Atalarımızın, ‘on parmağında on marifet’ sözü tam da onun için söylenmiş sanki.

1956 yılında Şebinkarahisar’a bağlı Dereköy’ün, sekiz haneli Karaoğul mahallesinde dünyaya geldiğinde giyecek ayakkabısı dahi yoktu. Köylerinde ilkokul bulunmadığı için İlkokulu köylerine 20 km. mesafedeki Şebinkarahisar’da okumak zorundaydı. Binbir güçlükle.
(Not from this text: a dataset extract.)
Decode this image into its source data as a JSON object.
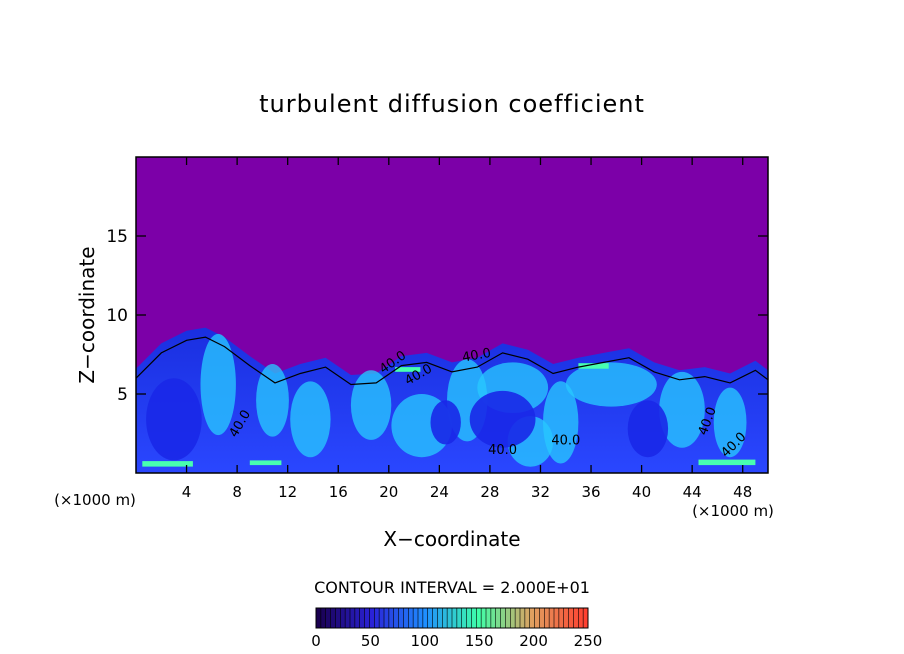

Cuma günü yürüyerek çıkılan Şebinkarahisar’dan gece geç saatlerde varıyordu köyüne ya da kışlasına. İkinci sınıftan itibaren kendi köyüne 6 km. mesafede bulunan komşu Tepeltepe köyünde devam etti eğitimine. Her sabah yanlarında sobaya atılmak üzere bir adet odun götürmek de mecburiyettendi.

YOKLUK YILLARI...

Kışları okul, yazları ise yayla ve kışlada çobancılık yapıyordu. Keçi otlatıyor, koçlara bakıyordu. En büyük şansı, okumaya araştırmaya meraklı olan köy muhtarı dedesi Osman efendiydi. Dedesinin evinde çoğu Osmanlıca olmak üzere bir köy evinde rastlanmayacak pek çok kitap bulunuyordu. Tabii yokluk yılları. Tarlalar kara sabanla sürülüyor, çarık bulanlar şanslı sayılıyordu. O yıllar köyden şehre göçün de hızlandığı yıllardı. İlkokulu bitirir bitirmez babası cebine 50 lira da koyarak ‘Taşı toprağı altın’ olarak anlatılan İstanbul’a yolcu etti. 13 yaşındaydı ne İstanbul’u bilirdi, ne çalışmayı. İstanbul hayallerini süslüyordu. Babasının verdiği 50 lirayı da zaten kendisiyle birlikte aynı köyden gelen, babasının emanet ettiği kişi ‘sonra veririm’ diyerek almıştı.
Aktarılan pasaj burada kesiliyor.